The first emission, as scientists say, could be carried out using a pipe up to 100 meters high and at a speed of 30 liters per second (for comparison, a typical garden sprinkler sprays one liter of water per second). The lifetime of the particles could be increased if the design allowed the particles to rise on their own, instead of waiting for the strong Martian wind. The model showed that such an aerosol could raise the planet’s global temperature to 245 Kelvin, or minus 28.15 °C. The current average temperature is 210 Kelvin, or minus 63 °C.

According to physicists, after a few months of warming, the atmospheric pressure on the Red Planet will increase by about 20%, and then by another 2-20 times. It may take centuries for the atmosphere to compress; that’s how long it takes for carbon dioxide to evaporate. However, researchers emphasized that such warming will not make Mars suitable for life with oxygenic photosynthesis. There is not enough oxygen in the Martian air for cyanobacteria, and there is too much perchlorate in the soil.

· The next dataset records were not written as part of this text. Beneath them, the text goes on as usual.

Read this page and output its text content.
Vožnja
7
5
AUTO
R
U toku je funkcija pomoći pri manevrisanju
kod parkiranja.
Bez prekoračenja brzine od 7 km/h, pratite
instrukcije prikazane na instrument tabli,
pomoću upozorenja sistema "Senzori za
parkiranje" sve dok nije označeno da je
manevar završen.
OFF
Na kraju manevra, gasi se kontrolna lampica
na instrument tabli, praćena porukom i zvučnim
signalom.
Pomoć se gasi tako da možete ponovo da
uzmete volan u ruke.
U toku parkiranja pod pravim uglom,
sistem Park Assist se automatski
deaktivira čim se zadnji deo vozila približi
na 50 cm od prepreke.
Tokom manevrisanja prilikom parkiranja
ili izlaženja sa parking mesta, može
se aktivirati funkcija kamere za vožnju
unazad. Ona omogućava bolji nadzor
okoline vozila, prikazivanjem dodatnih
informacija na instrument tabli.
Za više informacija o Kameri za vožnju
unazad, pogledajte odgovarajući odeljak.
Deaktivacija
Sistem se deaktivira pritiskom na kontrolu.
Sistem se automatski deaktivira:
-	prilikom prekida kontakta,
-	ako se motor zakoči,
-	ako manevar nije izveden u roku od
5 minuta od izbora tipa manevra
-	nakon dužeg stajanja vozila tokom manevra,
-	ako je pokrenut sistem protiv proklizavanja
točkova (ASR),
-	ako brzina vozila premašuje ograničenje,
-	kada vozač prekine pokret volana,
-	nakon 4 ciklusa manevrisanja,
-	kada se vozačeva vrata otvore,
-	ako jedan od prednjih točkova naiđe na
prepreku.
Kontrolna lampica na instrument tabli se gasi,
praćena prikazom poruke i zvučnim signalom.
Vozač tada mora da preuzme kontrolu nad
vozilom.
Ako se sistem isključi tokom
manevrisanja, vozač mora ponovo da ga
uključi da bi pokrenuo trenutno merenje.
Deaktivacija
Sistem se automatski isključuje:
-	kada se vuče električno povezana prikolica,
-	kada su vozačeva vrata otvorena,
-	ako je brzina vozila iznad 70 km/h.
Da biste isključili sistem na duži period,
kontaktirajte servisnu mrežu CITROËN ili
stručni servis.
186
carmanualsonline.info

The proposed method has several disadvantages. First, the particles will need to be coated with a thin hydrophobic material to prevent them from icing up.

Second, creating such a large number of nanorods would require one percent of the world’s metal production. And they still need to be processed. Although the metal could be replaced with biosynthesized magnetite or carbon nanomaterials with a width of less than two nanometers. The authors of the study concluded that graphene could cope more effectively with the warming of Mars.